I didn't know they left them in there for me.
So look. I have...
You left the cell door open.
Shit! You can escape!
They've got the security guards.
They've told the security guards if I escape to throw me back in.
So look, we've got some plates, cups, noodles.
I found some water. So my time has actually been quite resourceful.
But however, this has been one big pain in the fucking ass.
And I know it's only been three hours.
But you know, I had shit to do.
All I did was leave the door open.
Why am I incarcerated, bro?
Don't ask me. I'm a neutral party in this.
And I don't know if you've noticed. Are you trying to also get me incarcerated?
That might be a thing. We have evidence now.
I'm the cameraman. I can delete it.
I don't know. But yeah, I tried to escape out the window.
Did you? Yeah, and I got told no.
To stop playing with the windows by the guards.
I feel like they're going to double your sentence at some point.
What, for trying to escape? Just for continuing to act up.
Didn't you hear this is a no-smoking-blow jail secret?

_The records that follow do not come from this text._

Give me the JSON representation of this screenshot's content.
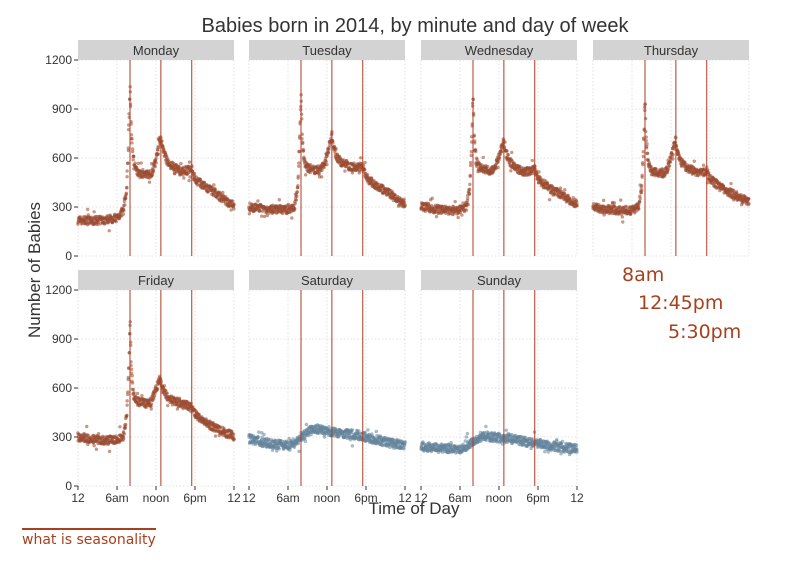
{
  "colors": {
    "weekday_points": "#a8401e",
    "weekend_points": "#5f88a8",
    "ref_lines": "#b03a22",
    "strip_bg": "#d3d3d3",
    "grid": "#d9d9d9",
    "legend_text": "#a8401e",
    "link_text": "#a8401e"
  },
  "chart_data": {
    "type": "scatter",
    "title": "Babies born in 2014, by minute and day of week",
    "xlabel": "Time of Day",
    "ylabel": "Number of Babies",
    "x_ticks": [
      "12",
      "6am",
      "noon",
      "6pm",
      "12"
    ],
    "x_tick_hours": [
      0,
      6,
      12,
      18,
      24
    ],
    "y_ticks": [
      "0",
      "300",
      "600",
      "900",
      "1200"
    ],
    "ylim": [
      0,
      1200
    ],
    "xlim_hours": [
      0,
      24
    ],
    "grid": true,
    "reference_lines_hours": [
      8,
      12.75,
      17.5
    ],
    "panels": [
      {
        "name": "Monday",
        "group": "weekday",
        "reference_lines": true,
        "profile": [
          [
            0,
            220
          ],
          [
            2,
            215
          ],
          [
            4,
            220
          ],
          [
            6,
            235
          ],
          [
            7,
            280
          ],
          [
            7.5,
            400
          ],
          [
            7.85,
            820
          ],
          [
            8,
            1060
          ],
          [
            8.2,
            760
          ],
          [
            8.5,
            600
          ],
          [
            9,
            520
          ],
          [
            10,
            505
          ],
          [
            11,
            500
          ],
          [
            11.5,
            520
          ],
          [
            12,
            590
          ],
          [
            12.5,
            700
          ],
          [
            12.75,
            710
          ],
          [
            13,
            660
          ],
          [
            13.5,
            600
          ],
          [
            14,
            560
          ],
          [
            15,
            540
          ],
          [
            16,
            520
          ],
          [
            17,
            525
          ],
          [
            17.5,
            540
          ],
          [
            18,
            470
          ],
          [
            19,
            440
          ],
          [
            20,
            410
          ],
          [
            21,
            390
          ],
          [
            22,
            360
          ],
          [
            23,
            330
          ],
          [
            24,
            310
          ]
        ]
      },
      {
        "name": "Tuesday",
        "group": "weekday",
        "reference_lines": true,
        "profile": [
          [
            0,
            300
          ],
          [
            2,
            290
          ],
          [
            4,
            285
          ],
          [
            6,
            285
          ],
          [
            7,
            300
          ],
          [
            7.5,
            420
          ],
          [
            7.85,
            760
          ],
          [
            8,
            1000
          ],
          [
            8.2,
            700
          ],
          [
            8.5,
            580
          ],
          [
            9,
            540
          ],
          [
            10,
            530
          ],
          [
            11,
            525
          ],
          [
            11.5,
            560
          ],
          [
            12,
            620
          ],
          [
            12.5,
            700
          ],
          [
            12.75,
            740
          ],
          [
            13,
            670
          ],
          [
            13.5,
            610
          ],
          [
            14,
            580
          ],
          [
            15,
            560
          ],
          [
            16,
            540
          ],
          [
            17,
            545
          ],
          [
            17.5,
            550
          ],
          [
            18,
            480
          ],
          [
            19,
            450
          ],
          [
            20,
            420
          ],
          [
            21,
            400
          ],
          [
            22,
            370
          ],
          [
            23,
            340
          ],
          [
            24,
            320
          ]
        ]
      },
      {
        "name": "Wednesday",
        "group": "weekday",
        "reference_lines": true,
        "profile": [
          [
            0,
            300
          ],
          [
            2,
            290
          ],
          [
            4,
            280
          ],
          [
            6,
            280
          ],
          [
            7,
            300
          ],
          [
            7.5,
            420
          ],
          [
            7.85,
            760
          ],
          [
            8,
            1000
          ],
          [
            8.2,
            700
          ],
          [
            8.5,
            580
          ],
          [
            9,
            540
          ],
          [
            10,
            530
          ],
          [
            11,
            520
          ],
          [
            11.5,
            550
          ],
          [
            12,
            610
          ],
          [
            12.5,
            680
          ],
          [
            12.75,
            700
          ],
          [
            13,
            640
          ],
          [
            13.5,
            590
          ],
          [
            14,
            560
          ],
          [
            15,
            530
          ],
          [
            16,
            515
          ],
          [
            17,
            520
          ],
          [
            17.5,
            530
          ],
          [
            18,
            470
          ],
          [
            19,
            440
          ],
          [
            20,
            410
          ],
          [
            21,
            390
          ],
          [
            22,
            360
          ],
          [
            23,
            340
          ],
          [
            24,
            320
          ]
        ]
      },
      {
        "name": "Thursday",
        "group": "weekday",
        "reference_lines": true,
        "profile": [
          [
            0,
            300
          ],
          [
            2,
            285
          ],
          [
            4,
            280
          ],
          [
            6,
            280
          ],
          [
            7,
            300
          ],
          [
            7.5,
            420
          ],
          [
            7.85,
            750
          ],
          [
            8,
            960
          ],
          [
            8.2,
            680
          ],
          [
            8.5,
            570
          ],
          [
            9,
            520
          ],
          [
            10,
            510
          ],
          [
            11,
            505
          ],
          [
            11.5,
            540
          ],
          [
            12,
            600
          ],
          [
            12.5,
            680
          ],
          [
            12.75,
            700
          ],
          [
            13,
            630
          ],
          [
            13.5,
            580
          ],
          [
            14,
            555
          ],
          [
            15,
            530
          ],
          [
            16,
            515
          ],
          [
            17,
            515
          ],
          [
            17.5,
            520
          ],
          [
            18,
            470
          ],
          [
            19,
            440
          ],
          [
            20,
            410
          ],
          [
            21,
            390
          ],
          [
            22,
            370
          ],
          [
            23,
            350
          ],
          [
            24,
            330
          ]
        ]
      },
      {
        "name": "Friday",
        "group": "weekday",
        "reference_lines": true,
        "profile": [
          [
            0,
            300
          ],
          [
            2,
            290
          ],
          [
            4,
            280
          ],
          [
            6,
            285
          ],
          [
            7,
            300
          ],
          [
            7.5,
            430
          ],
          [
            7.85,
            780
          ],
          [
            8,
            1030
          ],
          [
            8.2,
            720
          ],
          [
            8.5,
            560
          ],
          [
            9,
            520
          ],
          [
            10,
            510
          ],
          [
            11,
            500
          ],
          [
            11.5,
            540
          ],
          [
            12,
            590
          ],
          [
            12.5,
            650
          ],
          [
            12.75,
            640
          ],
          [
            13,
            590
          ],
          [
            13.5,
            560
          ],
          [
            14,
            540
          ],
          [
            15,
            520
          ],
          [
            16,
            500
          ],
          [
            17,
            490
          ],
          [
            17.5,
            480
          ],
          [
            18,
            440
          ],
          [
            19,
            410
          ],
          [
            20,
            380
          ],
          [
            21,
            360
          ],
          [
            22,
            340
          ],
          [
            23,
            320
          ],
          [
            24,
            310
          ]
        ]
      },
      {
        "name": "Saturday",
        "group": "weekend",
        "reference_lines": true,
        "profile": [
          [
            0,
            290
          ],
          [
            2,
            270
          ],
          [
            4,
            255
          ],
          [
            6,
            250
          ],
          [
            7,
            265
          ],
          [
            8,
            300
          ],
          [
            9,
            330
          ],
          [
            10,
            350
          ],
          [
            11,
            345
          ],
          [
            12,
            340
          ],
          [
            13,
            330
          ],
          [
            14,
            325
          ],
          [
            15,
            320
          ],
          [
            16,
            315
          ],
          [
            17,
            310
          ],
          [
            18,
            300
          ],
          [
            19,
            290
          ],
          [
            20,
            280
          ],
          [
            21,
            270
          ],
          [
            22,
            260
          ],
          [
            23,
            255
          ],
          [
            24,
            250
          ]
        ]
      },
      {
        "name": "Sunday",
        "group": "weekend",
        "reference_lines": true,
        "profile": [
          [
            0,
            240
          ],
          [
            2,
            235
          ],
          [
            4,
            230
          ],
          [
            6,
            230
          ],
          [
            7,
            245
          ],
          [
            8,
            275
          ],
          [
            9,
            300
          ],
          [
            10,
            305
          ],
          [
            11,
            300
          ],
          [
            12,
            295
          ],
          [
            13,
            290
          ],
          [
            14,
            285
          ],
          [
            15,
            280
          ],
          [
            16,
            270
          ],
          [
            17,
            265
          ],
          [
            18,
            260
          ],
          [
            19,
            255
          ],
          [
            20,
            245
          ],
          [
            21,
            240
          ],
          [
            22,
            235
          ],
          [
            23,
            230
          ],
          [
            24,
            230
          ]
        ]
      }
    ]
  },
  "legend": {
    "line1": "8am",
    "line2": "12:45pm",
    "line3": "5:30pm"
  },
  "footer": {
    "link_label": "what is seasonality"
  }
}
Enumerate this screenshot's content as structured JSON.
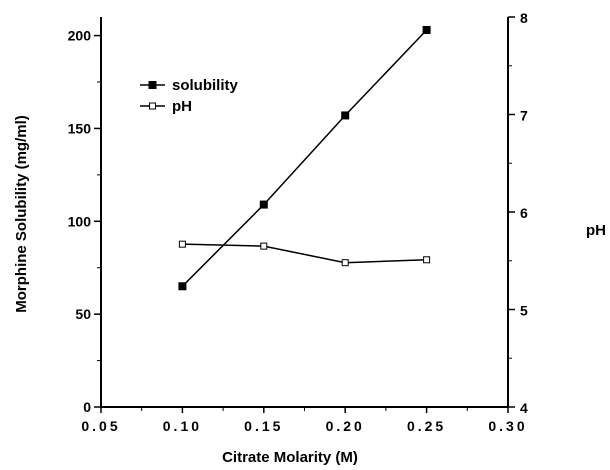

But they're clever, because these windows were never locked.
For some reason today, they're locked, bro.
So there was no escape.
And the guard's office is just outside that door.
So there's no point in trying to run because he's already said, if you try to run, I get you.
And he's fucking huge, bro.
So I'm not going to try my luck.
How much time do you have left? An hour.
I think an hour. What are you going to do?
I don't know. You tell me how much time I've got left.
I don't know. This seems like forever.
No phone? No phone, no laptop.
They took all my electronics off me.
So you just have to sit here in pure silence, smoking, chain-smoking cigarettes.
What else am I about to do, bro?
I've got water, cigarettes, I've got a mattress, I've got a pillow.
It's not really a long sentence, but I'm hoping someone gets a longer sentence because I feel like justice has been unfair on me.
Do you need me to break you out? Bro, if you break me out, you're going to get a longer sentence than me.